L'ancien président péruvien Alberto Fujimori libéré

L’ancien président péruvien Alberto Fujimori libéré

L’ancien président péruvien Alberto Fujimori (1990-2000) a été libéré mercredi conformément à une décision de la Cour constitutionnelle, bien que la Cour interaméricaine des droits de l’homme (Cour IDC) ait demandé aux autorités du pays andin de s’abstenir de le faire.

Fujimori a quitté la prison « Barbadillo » avec des lunettes nasales qui fournissent de l’oxygène, un jour après avoir appris que le TC avait ordonné « la liberté immédiate de la personne favorisée » en rétablissant les effets de la grâce qui lui avait été accordée en 2017 par le président de l’époque, Pedro. Pablo Kuczynski.

Au moment de sa sortie du centre pénitentiaire, l’ancien président portait un masque et, juste après avoir franchi la porte, il a serré dans ses bras sa fille, Keiko Fujimori, la leader du parti Force populaire Fujimori, et son fils Kenji.

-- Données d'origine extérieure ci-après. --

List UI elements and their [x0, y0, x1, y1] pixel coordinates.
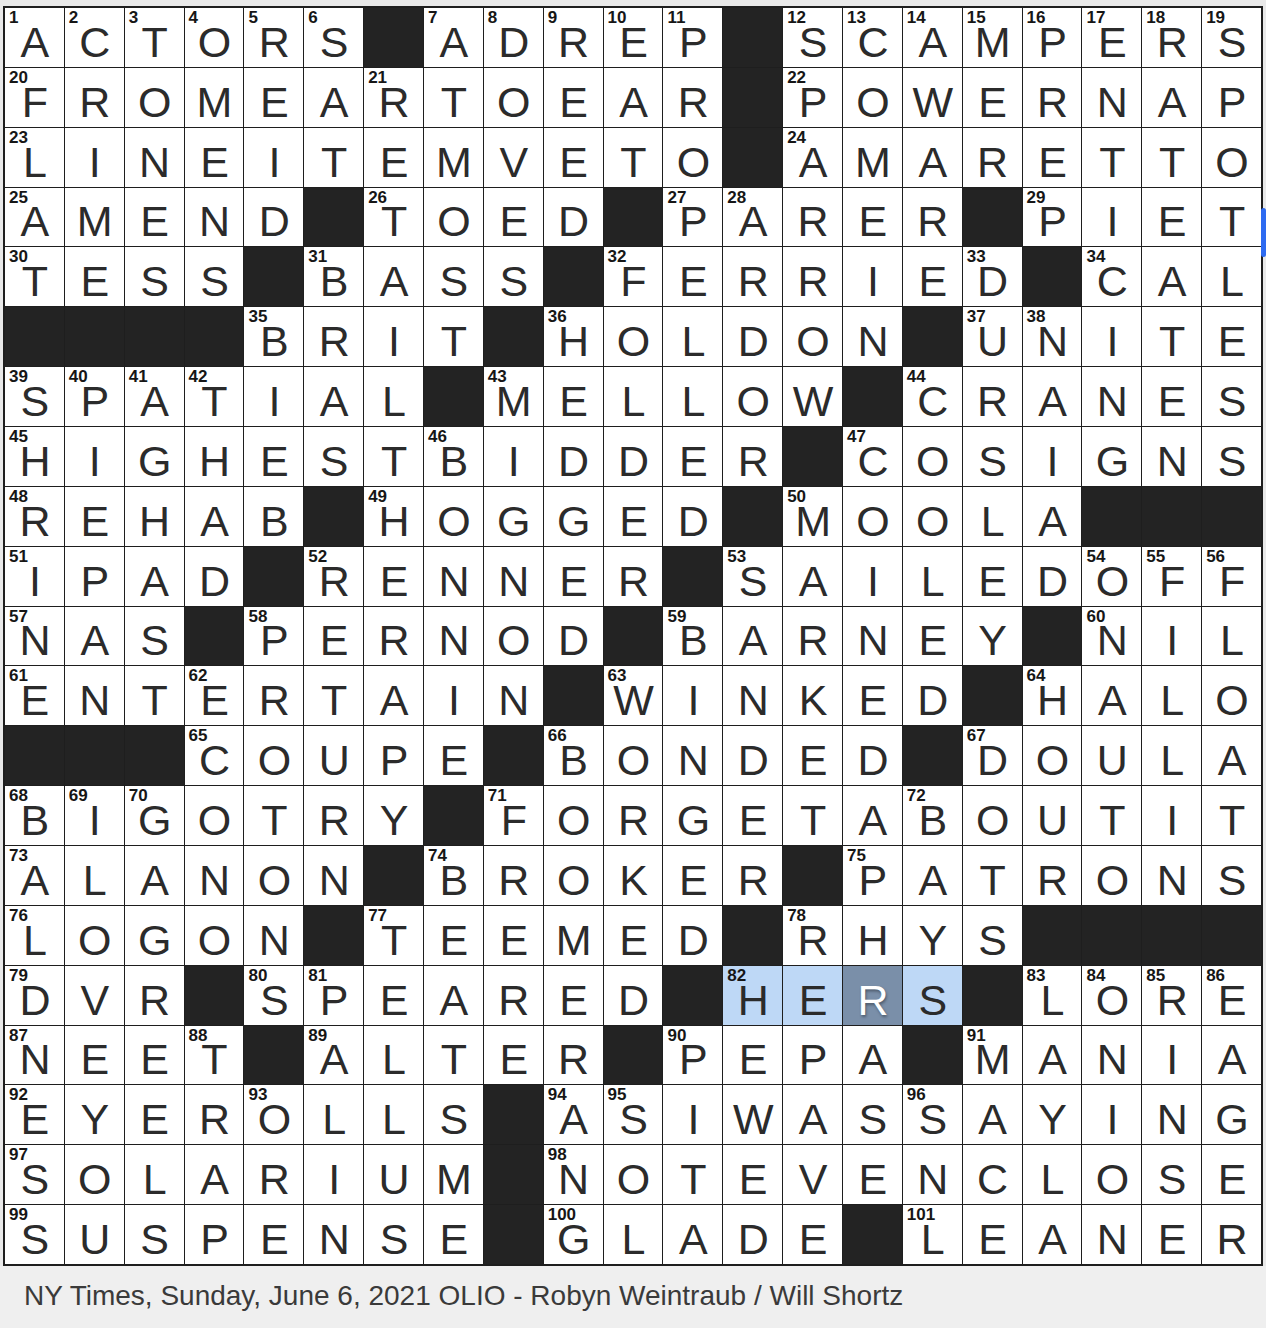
grid-cell[interactable]: E [1202, 1145, 1261, 1204]
grid-cell[interactable]: O [1023, 726, 1082, 785]
grid-cell[interactable]: 46B [424, 427, 483, 486]
grid-cell[interactable]: 24A [783, 128, 842, 187]
grid-cell[interactable]: O [65, 1145, 124, 1204]
grid-cell[interactable]: E [244, 1205, 303, 1264]
grid-cell[interactable]: E [963, 547, 1022, 606]
grid-cell[interactable]: 19S [1202, 8, 1261, 67]
grid-cell[interactable]: 55F [1142, 547, 1201, 606]
grid-cell[interactable]: Y [65, 1085, 124, 1144]
grid-cell[interactable]: E [604, 487, 663, 546]
grid-cell[interactable]: I [1023, 427, 1082, 486]
grid-cell[interactable]: E [364, 547, 423, 606]
grid-cell[interactable]: E [65, 247, 124, 306]
grid-cell[interactable]: O [1082, 1145, 1141, 1204]
grid-cell[interactable]: 94A [544, 1085, 603, 1144]
grid-cell[interactable]: Y [963, 607, 1022, 666]
grid-cell[interactable]: 74B [424, 846, 483, 905]
grid-cell[interactable]: 83L [1023, 966, 1082, 1025]
grid-cell[interactable]: 77T [364, 906, 423, 965]
grid-cell[interactable]: E [484, 188, 543, 247]
grid-cell[interactable]: N [424, 547, 483, 606]
grid-cell[interactable]: T [1142, 128, 1201, 187]
grid-cell[interactable]: 22P [783, 68, 842, 127]
grid-cell[interactable]: O [723, 367, 782, 426]
grid-cell[interactable]: W [783, 367, 842, 426]
grid-cell[interactable]: E [544, 547, 603, 606]
grid-cell[interactable]: G [1082, 427, 1141, 486]
grid-cell[interactable]: D [544, 427, 603, 486]
grid-cell[interactable]: O [843, 68, 902, 127]
grid-cell[interactable]: 61E [5, 666, 64, 725]
grid-cell[interactable]: L [364, 1085, 423, 1144]
grid-cell[interactable]: 45H [5, 427, 64, 486]
grid-cell[interactable]: G [544, 487, 603, 546]
grid-cell[interactable]: 11P [663, 8, 722, 67]
grid-cell[interactable]: 29P [1023, 188, 1082, 247]
grid-cell[interactable]: H [843, 906, 902, 965]
grid-cell[interactable]: O [843, 487, 902, 546]
grid-cell[interactable]: K [783, 666, 842, 725]
grid-cell[interactable]: 99S [5, 1205, 64, 1264]
grid-cell[interactable]: D [723, 307, 782, 366]
grid-cell[interactable]: I [1142, 1026, 1201, 1085]
grid-cell[interactable]: 70G [125, 786, 184, 845]
grid-cell[interactable]: N [65, 666, 124, 725]
grid-cell[interactable]: R [125, 966, 184, 1025]
grid-cell[interactable]: A [843, 786, 902, 845]
grid-cell[interactable]: O [604, 307, 663, 366]
grid-cell[interactable]: R [723, 427, 782, 486]
grid-cell[interactable]: 89A [304, 1026, 363, 1085]
grid-cell[interactable]: L [1142, 666, 1201, 725]
grid-cell[interactable]: 71F [484, 786, 543, 845]
grid-cell[interactable]: E [65, 1026, 124, 1085]
grid-cell[interactable]: L [364, 1026, 423, 1085]
grid-cell[interactable]: 2C [65, 8, 124, 67]
grid-cell[interactable]: A [65, 607, 124, 666]
grid-cell[interactable]: L [125, 1145, 184, 1204]
grid-cell[interactable]: E [903, 247, 962, 306]
grid-cell[interactable]: O [604, 1145, 663, 1204]
grid-cell[interactable]: O [424, 188, 483, 247]
grid-cell[interactable]: E [544, 128, 603, 187]
grid-cell[interactable]: R [244, 1145, 303, 1204]
grid-cell[interactable]: R [903, 188, 962, 247]
grid-cell[interactable]: 1A [5, 8, 64, 67]
grid-cell[interactable]: T [1082, 786, 1141, 845]
grid-cell[interactable]: E [963, 1205, 1022, 1264]
grid-cell[interactable]: N [1142, 427, 1201, 486]
grid-cell[interactable]: E [424, 906, 483, 965]
grid-cell[interactable]: R [484, 846, 543, 905]
grid-cell[interactable]: R [723, 846, 782, 905]
grid-cell[interactable]: L [604, 1205, 663, 1264]
grid-cell[interactable]: 31B [304, 247, 363, 306]
grid-cell[interactable]: 21R [364, 68, 423, 127]
grid-cell[interactable]: E [1142, 367, 1201, 426]
grid-cell[interactable]: 36H [544, 307, 603, 366]
grid-cell[interactable]: 8D [484, 8, 543, 67]
grid-cell[interactable]: E [244, 68, 303, 127]
grid-cell[interactable]: D [903, 666, 962, 725]
grid-cell[interactable]: R [1023, 846, 1082, 905]
grid-cell[interactable]: I [1082, 307, 1141, 366]
grid-cell[interactable]: R [304, 786, 363, 845]
grid-cell[interactable]: D [663, 906, 722, 965]
grid-cell[interactable]: W [903, 68, 962, 127]
grid-cell[interactable]: L [364, 367, 423, 426]
grid-cell[interactable]: 60N [1082, 607, 1141, 666]
grid-cell[interactable]: 53S [723, 547, 782, 606]
grid-cell[interactable]: R [65, 68, 124, 127]
grid-cell[interactable]: N [424, 607, 483, 666]
grid-cell[interactable]: I [843, 547, 902, 606]
grid-cell[interactable]: I [65, 427, 124, 486]
grid-cell[interactable]: 30T [5, 247, 64, 306]
grid-cell[interactable]: O [544, 846, 603, 905]
grid-cell[interactable]: M [424, 128, 483, 187]
grid-cell[interactable]: L [65, 846, 124, 905]
grid-cell[interactable]: A [1202, 1026, 1261, 1085]
grid-cell[interactable]: M [424, 1145, 483, 1204]
grid-cell[interactable]: D [544, 188, 603, 247]
grid-cell[interactable]: D [185, 547, 244, 606]
grid-cell[interactable]: 13C [843, 8, 902, 67]
grid-cell[interactable]: T [963, 846, 1022, 905]
grid-cell[interactable]: I [65, 128, 124, 187]
grid-cell[interactable]: 95S [604, 1085, 663, 1144]
grid-cell[interactable]: A [663, 1205, 722, 1264]
grid-cell[interactable]: A [843, 1026, 902, 1085]
grid-cell[interactable]: S [125, 607, 184, 666]
grid-cell[interactable]: E [424, 726, 483, 785]
grid-cell[interactable]: S [424, 1085, 483, 1144]
highlighted-cell[interactable]: E [783, 966, 842, 1025]
grid-cell[interactable]: O [1202, 666, 1261, 725]
grid-cell[interactable]: O [663, 128, 722, 187]
grid-cell[interactable]: O [604, 726, 663, 785]
grid-cell[interactable]: N [484, 666, 543, 725]
grid-cell[interactable]: 34C [1082, 247, 1141, 306]
grid-cell[interactable]: P [1202, 68, 1261, 127]
grid-cell[interactable]: N [1142, 1085, 1201, 1144]
grid-cell[interactable]: T [663, 1145, 722, 1204]
grid-cell[interactable]: E [544, 966, 603, 1025]
grid-cell[interactable]: D [843, 726, 902, 785]
grid-cell[interactable]: I [1082, 188, 1141, 247]
grid-cell[interactable]: G [1202, 1085, 1261, 1144]
grid-cell[interactable]: D [723, 726, 782, 785]
grid-cell[interactable]: T [424, 68, 483, 127]
grid-cell[interactable]: A [783, 547, 842, 606]
grid-cell[interactable]: T [1202, 786, 1261, 845]
grid-cell[interactable]: A [1082, 666, 1141, 725]
grid-cell[interactable]: H [125, 487, 184, 546]
grid-cell[interactable]: 73A [5, 846, 64, 905]
grid-cell[interactable]: A [125, 846, 184, 905]
grid-cell[interactable]: 90P [663, 1026, 722, 1085]
grid-cell[interactable]: 4O [185, 8, 244, 67]
grid-cell[interactable]: R [185, 1085, 244, 1144]
grid-cell[interactable]: U [304, 726, 363, 785]
grid-cell[interactable]: 54O [1082, 547, 1141, 606]
grid-cell[interactable]: 101L [903, 1205, 962, 1264]
grid-cell[interactable]: N [1082, 68, 1141, 127]
grid-cell[interactable]: N [723, 666, 782, 725]
grid-cell[interactable]: T [244, 786, 303, 845]
grid-cell[interactable]: O [185, 786, 244, 845]
grid-cell[interactable]: 28A [723, 188, 782, 247]
grid-cell[interactable]: A [1202, 726, 1261, 785]
grid-cell[interactable]: 33D [963, 247, 1022, 306]
grid-cell[interactable]: D [544, 607, 603, 666]
grid-cell[interactable]: 92E [5, 1085, 64, 1144]
grid-cell[interactable]: E [544, 367, 603, 426]
grid-cell[interactable]: 75P [843, 846, 902, 905]
grid-cell[interactable]: N [1082, 1205, 1141, 1264]
grid-cell[interactable]: I [484, 427, 543, 486]
grid-cell[interactable]: R [1023, 68, 1082, 127]
grid-cell[interactable]: O [424, 487, 483, 546]
grid-cell[interactable]: T [1142, 307, 1201, 366]
grid-cell[interactable]: E [484, 906, 543, 965]
grid-cell[interactable]: 69I [65, 786, 124, 845]
grid-cell[interactable]: E [125, 1026, 184, 1085]
grid-cell[interactable]: N [1142, 846, 1201, 905]
grid-cell[interactable]: 42T [185, 367, 244, 426]
grid-cell[interactable]: 16P [1023, 8, 1082, 67]
grid-cell[interactable]: A [963, 1085, 1022, 1144]
grid-cell[interactable]: 59B [663, 607, 722, 666]
grid-cell[interactable]: O [185, 906, 244, 965]
grid-cell[interactable]: A [1142, 247, 1201, 306]
grid-cell[interactable]: 48R [5, 487, 64, 546]
grid-cell[interactable]: O [125, 68, 184, 127]
grid-cell[interactable]: S [185, 247, 244, 306]
grid-cell[interactable]: T [304, 666, 363, 725]
grid-cell[interactable]: 72B [903, 786, 962, 845]
grid-cell[interactable]: 56F [1202, 547, 1261, 606]
grid-cell[interactable]: I [663, 1085, 722, 1144]
grid-cell[interactable]: L [1023, 1145, 1082, 1204]
grid-cell[interactable]: E [663, 247, 722, 306]
grid-cell[interactable]: D [663, 487, 722, 546]
grid-cell[interactable]: E [364, 966, 423, 1025]
grid-cell[interactable]: 39S [5, 367, 64, 426]
grid-cell[interactable]: 10E [604, 8, 663, 67]
grid-cell[interactable]: M [843, 128, 902, 187]
grid-cell[interactable]: 50M [783, 487, 842, 546]
grid-cell[interactable]: N [1082, 1026, 1141, 1085]
grid-cell[interactable]: R [544, 1026, 603, 1085]
grid-cell[interactable]: V [65, 966, 124, 1025]
grid-cell[interactable]: O [484, 607, 543, 666]
grid-cell[interactable]: 51I [5, 547, 64, 606]
grid-cell[interactable]: T [1202, 188, 1261, 247]
grid-cell[interactable]: E [1023, 128, 1082, 187]
grid-cell[interactable]: I [1142, 786, 1201, 845]
grid-cell[interactable]: L [604, 367, 663, 426]
grid-cell[interactable]: 3T [125, 8, 184, 67]
grid-cell[interactable]: S [125, 1205, 184, 1264]
grid-cell[interactable]: A [903, 128, 962, 187]
grid-cell[interactable]: R [963, 367, 1022, 426]
grid-cell[interactable]: 23L [5, 128, 64, 187]
grid-cell[interactable]: E [65, 487, 124, 546]
grid-cell[interactable]: Y [364, 786, 423, 845]
grid-cell[interactable]: S [963, 906, 1022, 965]
grid-cell[interactable]: 40P [65, 367, 124, 426]
grid-cell[interactable]: N [304, 846, 363, 905]
grid-cell[interactable]: R [484, 966, 543, 1025]
grid-cell[interactable]: 78R [783, 906, 842, 965]
grid-cell[interactable]: S [125, 247, 184, 306]
grid-cell[interactable]: M [65, 188, 124, 247]
grid-cell[interactable]: 62E [185, 666, 244, 725]
grid-cell[interactable]: R [783, 607, 842, 666]
grid-cell[interactable]: I [663, 666, 722, 725]
grid-cell[interactable]: G [663, 786, 722, 845]
grid-cell[interactable]: A [185, 487, 244, 546]
grid-cell[interactable]: W [723, 1085, 782, 1144]
grid-cell[interactable]: T [364, 427, 423, 486]
grid-cell[interactable]: A [1142, 68, 1201, 127]
grid-cell[interactable]: E [304, 607, 363, 666]
grid-cell[interactable]: O [903, 487, 962, 546]
grid-cell[interactable]: L [1202, 247, 1261, 306]
grid-cell[interactable]: 66B [544, 726, 603, 785]
grid-cell[interactable]: A [1023, 487, 1082, 546]
grid-cell[interactable]: 58P [244, 607, 303, 666]
grid-cell[interactable]: E [1142, 188, 1201, 247]
grid-cell[interactable]: 64H [1023, 666, 1082, 725]
grid-cell[interactable]: O [244, 846, 303, 905]
grid-cell[interactable]: G [484, 487, 543, 546]
grid-cell[interactable]: E [604, 906, 663, 965]
grid-cell[interactable]: 5R [244, 8, 303, 67]
grid-cell[interactable]: C [963, 1145, 1022, 1204]
grid-cell[interactable]: 79D [5, 966, 64, 1025]
grid-cell[interactable]: S [484, 247, 543, 306]
grid-cell[interactable]: D [723, 1205, 782, 1264]
grid-cell[interactable]: E [484, 1026, 543, 1085]
grid-cell[interactable]: N [843, 307, 902, 366]
highlighted-cell[interactable]: S [903, 966, 962, 1025]
grid-cell[interactable]: E [125, 1085, 184, 1144]
grid-cell[interactable]: L [304, 1085, 363, 1144]
grid-cell[interactable]: 52R [304, 547, 363, 606]
grid-cell[interactable]: E [783, 726, 842, 785]
grid-cell[interactable]: R [783, 188, 842, 247]
grid-cell[interactable]: R [663, 68, 722, 127]
grid-cell[interactable]: M [544, 906, 603, 965]
grid-cell[interactable]: U [364, 1145, 423, 1204]
grid-cell[interactable]: N [903, 1145, 962, 1204]
grid-cell[interactable]: E [244, 427, 303, 486]
grid-cell[interactable]: 20F [5, 68, 64, 127]
grid-cell[interactable]: D [604, 427, 663, 486]
grid-cell[interactable]: E [1142, 1205, 1201, 1264]
grid-cell[interactable]: E [1202, 307, 1261, 366]
grid-cell[interactable]: E [125, 188, 184, 247]
grid-cell[interactable]: B [244, 487, 303, 546]
grid-cell[interactable]: U [1082, 726, 1141, 785]
grid-cell[interactable]: N [125, 128, 184, 187]
grid-cell[interactable]: S [424, 247, 483, 306]
grid-cell[interactable]: 67D [963, 726, 1022, 785]
grid-cell[interactable]: T [424, 1026, 483, 1085]
grid-cell[interactable]: R [783, 247, 842, 306]
grid-cell[interactable]: E [544, 68, 603, 127]
grid-cell[interactable]: A [903, 846, 962, 905]
grid-cell[interactable]: I [843, 247, 902, 306]
grid-cell[interactable]: E [424, 1205, 483, 1264]
grid-cell[interactable]: L [663, 367, 722, 426]
grid-cell[interactable]: E [663, 846, 722, 905]
grid-cell[interactable]: 96S [903, 1085, 962, 1144]
grid-cell[interactable]: R [963, 128, 1022, 187]
grid-cell[interactable]: I [1082, 1085, 1141, 1144]
grid-cell[interactable]: S [1202, 846, 1261, 905]
grid-cell[interactable]: I [244, 367, 303, 426]
grid-cell[interactable]: A [1023, 1205, 1082, 1264]
grid-cell[interactable]: I [1142, 607, 1201, 666]
grid-cell[interactable]: 41A [125, 367, 184, 426]
grid-cell[interactable]: E [723, 786, 782, 845]
grid-cell[interactable]: O [484, 68, 543, 127]
grid-cell[interactable]: 49H [364, 487, 423, 546]
grid-cell[interactable]: M [185, 68, 244, 127]
grid-cell[interactable]: E [364, 128, 423, 187]
grid-cell[interactable]: 6S [304, 8, 363, 67]
grid-cell[interactable]: 57N [5, 607, 64, 666]
grid-cell[interactable]: I [364, 307, 423, 366]
grid-cell[interactable]: P [783, 1026, 842, 1085]
grid-cell[interactable]: A [783, 1085, 842, 1144]
grid-cell[interactable]: R [604, 786, 663, 845]
grid-cell[interactable]: P [364, 726, 423, 785]
grid-cell[interactable]: A [185, 1145, 244, 1204]
highlighted-cell[interactable]: 82H [723, 966, 782, 1025]
grid-cell[interactable]: A [1023, 1026, 1082, 1085]
grid-cell[interactable]: E [185, 128, 244, 187]
grid-cell[interactable]: 91M [963, 1026, 1022, 1085]
grid-cell[interactable]: E [843, 1145, 902, 1204]
grid-cell[interactable]: O [1202, 128, 1261, 187]
grid-cell[interactable]: A [604, 68, 663, 127]
grid-cell[interactable]: R [604, 547, 663, 606]
grid-cell[interactable]: 7A [424, 8, 483, 67]
grid-cell[interactable]: A [364, 247, 423, 306]
scrollbar-thumb[interactable] [1261, 208, 1266, 257]
grid-cell[interactable]: K [604, 846, 663, 905]
grid-cell[interactable]: 32F [604, 247, 663, 306]
grid-cell[interactable]: R [244, 666, 303, 725]
grid-cell[interactable]: S [1202, 427, 1261, 486]
grid-cell[interactable]: 87N [5, 1026, 64, 1085]
grid-cell[interactable]: A [424, 966, 483, 1025]
grid-cell[interactable]: A [364, 666, 423, 725]
grid-cell[interactable]: U [1023, 786, 1082, 845]
grid-cell[interactable]: R [723, 247, 782, 306]
grid-cell[interactable]: A [304, 367, 363, 426]
grid-cell[interactable]: R [304, 307, 363, 366]
grid-cell[interactable]: H [185, 427, 244, 486]
grid-cell[interactable]: 100G [544, 1205, 603, 1264]
grid-cell[interactable]: 63W [604, 666, 663, 725]
grid-cell[interactable]: P [185, 1205, 244, 1264]
grid-cell[interactable]: T [304, 128, 363, 187]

Il a salué quelques personnes présentes proches de la famille, de la défense et du parti et est monté à bord d’un véhicule gris avec ses enfants et sa belle-fille.

Lorsque l’ancien chef de l’État a quitté le dernier poste de contrôle de la prison, des dizaines de fidèles qui l’attendaient tout au long de la journée l’ont accueilli avec des acclamations, de la musique et des feux d’artifice.

Mais l’attente de sa libération était telle que la voiture a été bloquée pendant près de 30 minutes, à peine capable de se déplacer dans les rues voisines, entourée de partisans, de policiers et de journalistes qui entouraient le véhicule.

Les médias locaux ont indiqué que l’ancien président se dirigeait vers le domicile de Keiko Fujimori, dans le quartier résidentiel de San Borja.

La libération de Fujimori a été retardée de plusieurs heures en raison d’un problème biométrique dans la prison de Barbadillo, où sont détenus les anciens présidents Alejandro Toledo (2001-2006) et Pedro Castillo (2021-2022).

La Cour Constitutionnelle (TC) a ordonné mardi la libération immédiate de Fujimori et la résolution, qui a été signée par trois de ses six membres actuels, avec la voix décisive du président de l’organisation, Francisco Morales, a déclaré que « le recours en réexamen était fondée à l’extrême sur l’exécution directe et immédiate de la sentence du 12 mars dernier, récidivée dans le procès actuel ».

La Cour constitutionnelle a pris cette décision après qu’un tribunal de la région sud d’Ica a déclaré vendredi dernier irrecevable sa première résolution rétablissant la grâce.

Cependant, la Cour interaméricaine des droits de l’homme (Cour interaméricaine) a publié mercredi une résolution exigeant que l’État péruvien s’abstienne de libérer l’ancien dirigeant, afin de garantir la justice aux victimes de violations des droits de l’homme.

La résolution, signée par le président de la Cour interaméricaine, Ricardo Pérez Manrique, exige que le Pérou ne libère pas Fujimori jusqu’à ce que la Cour interaméricaine « dispose de tous les éléments nécessaires pour analyser si ladite décision est conforme aux conditions établies dans la Résolution du la Cour. » Tribunal du 7 avril 2022″.

En avril 2022, la Cour interaméricaine a ordonné au Pérou de ne pas appliquer une décision du TC qui a ratifié cette grâce, car elle était contraire aux décisions de la Cour internationale dans les cas des massacres de La Cantuta et de Barrios Altos, pour lesquels l’ancien président a été condamné à 25 ans de prison.